西条藩士が記した「御船手向覚書幷浦役」のうち、宝永地震について記録された部分=1707年ごろ、県歴史文化博物館蔵
現在の渦井川の河口付近を描いた挿絵(「西條誌」巻四より)。河口部右手前に西条藩の船蔵があったが高潮被害で移転、その後御船蔵新田が開発された様子が描かれている
 博物館では多くの史料を収集しているが、それらを整理した成果として目録を毎年刊行している。今月(2020年3月)末には江戸時代の西条藩・小松藩・新谷藩に仕えた藩士に関わる古文書を収録した目録を刊行するべく、ここ数ヶ月、その準備に追われている。

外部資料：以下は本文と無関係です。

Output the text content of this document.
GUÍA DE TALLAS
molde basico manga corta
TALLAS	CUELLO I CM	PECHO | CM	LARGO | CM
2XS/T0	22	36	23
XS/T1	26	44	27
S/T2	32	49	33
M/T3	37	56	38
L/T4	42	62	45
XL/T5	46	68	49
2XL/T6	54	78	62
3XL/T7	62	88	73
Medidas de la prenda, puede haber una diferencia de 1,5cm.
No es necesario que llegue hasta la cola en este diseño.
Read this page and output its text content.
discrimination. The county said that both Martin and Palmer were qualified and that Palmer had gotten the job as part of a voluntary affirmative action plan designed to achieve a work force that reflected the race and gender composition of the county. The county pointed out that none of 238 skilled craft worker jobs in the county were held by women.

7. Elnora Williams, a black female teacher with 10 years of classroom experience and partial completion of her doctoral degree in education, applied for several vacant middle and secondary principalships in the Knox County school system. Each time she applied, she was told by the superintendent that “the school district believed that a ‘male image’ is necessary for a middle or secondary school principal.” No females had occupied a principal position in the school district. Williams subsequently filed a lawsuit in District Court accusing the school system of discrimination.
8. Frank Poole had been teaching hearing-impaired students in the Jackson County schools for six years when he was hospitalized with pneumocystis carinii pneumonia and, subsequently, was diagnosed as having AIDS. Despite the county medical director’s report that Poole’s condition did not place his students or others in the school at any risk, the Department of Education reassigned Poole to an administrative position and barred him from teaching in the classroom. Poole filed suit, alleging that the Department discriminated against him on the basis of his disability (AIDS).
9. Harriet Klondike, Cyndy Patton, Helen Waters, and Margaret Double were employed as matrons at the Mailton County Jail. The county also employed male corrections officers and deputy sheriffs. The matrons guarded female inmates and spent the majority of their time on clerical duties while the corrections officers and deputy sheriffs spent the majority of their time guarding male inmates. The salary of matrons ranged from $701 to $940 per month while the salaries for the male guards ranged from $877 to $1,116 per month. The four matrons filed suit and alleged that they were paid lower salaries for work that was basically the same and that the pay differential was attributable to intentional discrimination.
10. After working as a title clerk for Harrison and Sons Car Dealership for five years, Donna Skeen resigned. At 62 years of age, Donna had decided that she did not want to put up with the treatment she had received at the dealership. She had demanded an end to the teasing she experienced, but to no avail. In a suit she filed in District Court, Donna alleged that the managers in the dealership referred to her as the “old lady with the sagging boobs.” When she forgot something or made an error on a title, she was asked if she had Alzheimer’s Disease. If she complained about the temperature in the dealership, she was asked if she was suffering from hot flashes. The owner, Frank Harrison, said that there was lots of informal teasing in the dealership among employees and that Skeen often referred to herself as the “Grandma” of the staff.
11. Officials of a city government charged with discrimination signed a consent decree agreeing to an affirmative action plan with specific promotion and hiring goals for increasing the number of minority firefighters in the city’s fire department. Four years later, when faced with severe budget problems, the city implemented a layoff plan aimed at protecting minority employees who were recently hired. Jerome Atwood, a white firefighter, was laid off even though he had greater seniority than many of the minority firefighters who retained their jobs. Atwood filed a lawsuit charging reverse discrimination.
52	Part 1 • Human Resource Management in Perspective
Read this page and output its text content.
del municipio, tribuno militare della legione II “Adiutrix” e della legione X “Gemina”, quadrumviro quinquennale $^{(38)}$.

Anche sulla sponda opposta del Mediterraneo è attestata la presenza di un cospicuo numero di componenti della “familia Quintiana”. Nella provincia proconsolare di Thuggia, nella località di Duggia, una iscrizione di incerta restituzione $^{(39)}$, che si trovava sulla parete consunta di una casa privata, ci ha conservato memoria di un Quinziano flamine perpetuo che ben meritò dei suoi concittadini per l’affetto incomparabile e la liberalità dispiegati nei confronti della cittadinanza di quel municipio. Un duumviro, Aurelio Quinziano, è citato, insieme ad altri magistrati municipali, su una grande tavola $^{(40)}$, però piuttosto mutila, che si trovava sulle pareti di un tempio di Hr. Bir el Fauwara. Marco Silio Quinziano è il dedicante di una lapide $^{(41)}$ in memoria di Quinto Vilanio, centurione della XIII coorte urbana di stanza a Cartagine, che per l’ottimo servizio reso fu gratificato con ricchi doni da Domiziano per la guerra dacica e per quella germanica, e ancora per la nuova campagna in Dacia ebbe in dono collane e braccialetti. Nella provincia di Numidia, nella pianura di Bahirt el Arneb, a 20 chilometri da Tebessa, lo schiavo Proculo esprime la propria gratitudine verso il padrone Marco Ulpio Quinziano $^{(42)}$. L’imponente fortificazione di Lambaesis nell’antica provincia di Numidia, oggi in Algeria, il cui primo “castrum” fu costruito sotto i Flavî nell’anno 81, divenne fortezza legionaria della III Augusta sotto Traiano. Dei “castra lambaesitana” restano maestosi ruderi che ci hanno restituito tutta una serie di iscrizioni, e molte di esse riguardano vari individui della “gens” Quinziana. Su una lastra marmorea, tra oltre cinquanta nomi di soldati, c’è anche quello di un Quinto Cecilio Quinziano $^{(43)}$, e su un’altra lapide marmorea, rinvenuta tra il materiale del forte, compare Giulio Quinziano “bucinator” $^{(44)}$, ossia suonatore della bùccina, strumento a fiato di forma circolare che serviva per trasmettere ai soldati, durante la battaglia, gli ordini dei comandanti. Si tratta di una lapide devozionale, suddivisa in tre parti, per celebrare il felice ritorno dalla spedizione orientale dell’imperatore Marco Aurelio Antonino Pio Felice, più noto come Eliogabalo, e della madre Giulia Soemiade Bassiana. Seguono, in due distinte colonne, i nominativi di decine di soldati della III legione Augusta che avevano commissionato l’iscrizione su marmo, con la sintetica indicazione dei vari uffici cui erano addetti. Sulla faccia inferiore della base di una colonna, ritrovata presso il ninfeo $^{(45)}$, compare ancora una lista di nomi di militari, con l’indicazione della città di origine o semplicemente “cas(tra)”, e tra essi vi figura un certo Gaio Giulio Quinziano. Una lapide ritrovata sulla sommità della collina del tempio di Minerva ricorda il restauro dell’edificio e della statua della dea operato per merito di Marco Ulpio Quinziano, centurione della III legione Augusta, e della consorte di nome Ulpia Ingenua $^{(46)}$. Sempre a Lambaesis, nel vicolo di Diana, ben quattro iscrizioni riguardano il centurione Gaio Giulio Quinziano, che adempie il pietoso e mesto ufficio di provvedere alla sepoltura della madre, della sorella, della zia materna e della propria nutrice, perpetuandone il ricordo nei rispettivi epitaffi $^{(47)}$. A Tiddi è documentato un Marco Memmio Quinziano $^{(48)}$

 私が担当するのは西条藩士の和田家文書。この和田家は西条藩の水軍である船手方に属しており、歴代の当主は船の航行責任者である船頭役をつとめている。他の藩士とは異なり、船の操縦という特殊技術で生きた家である。
 目録には文書の特徴を記した解題や主要な古文書の翻刻(くずし字を解読して活字化したもの)も収録するので、和田家文書の一点一点を改めて確認した。すると、西条藩の船手方に関わる雑多な事柄が書き込まれた「御船手向覚書幷浦役」という文書の中に、「伊予西条ニ而」と題して、宝永地震の記述があるのに気づいた。
 文書には1707(宝永4)年10月4日の「午ノ中刻」に「大地震ゆり」とあり、地震発生時刻を正午としているが、いろいろな記録をみると、未上刻(午後2時)とするものが多い。
 その次に「地形ふかふかとわれ候て、われ口よりどろ水ふき出申候」という文章が続く。これは地震後まもなく、西条の海岸部で液状化が発生したことを示している。しかも泥水が噴き出したとあるので、水や砂を吹き上げる噴砂現象も同時に起きていたことがうかがえる。本震が発生してからの余震の回数も詳細に記し、最終的には翌年7月まで9カ月間も余震があったとしている。
 文書の筆者は和田家2代目の嘉平次と思われるが、勤務する船手方の近辺で目撃したことを記した可能性が高い。実際に西条藩が編纂(へんさん)した「西條誌」は1709年に台風による高潮が堤防を破り、船蔵などの船手方の施設を陥没させたと記すが、これも2年前の地震による地盤沈下が原因と考えられる。
 一人の西条藩士が書き残した記録は、大地震後に瀬戸内海沿岸部で起こりうる地盤沈下の予兆がどのようなものなのか、私たちに伝えてくれている。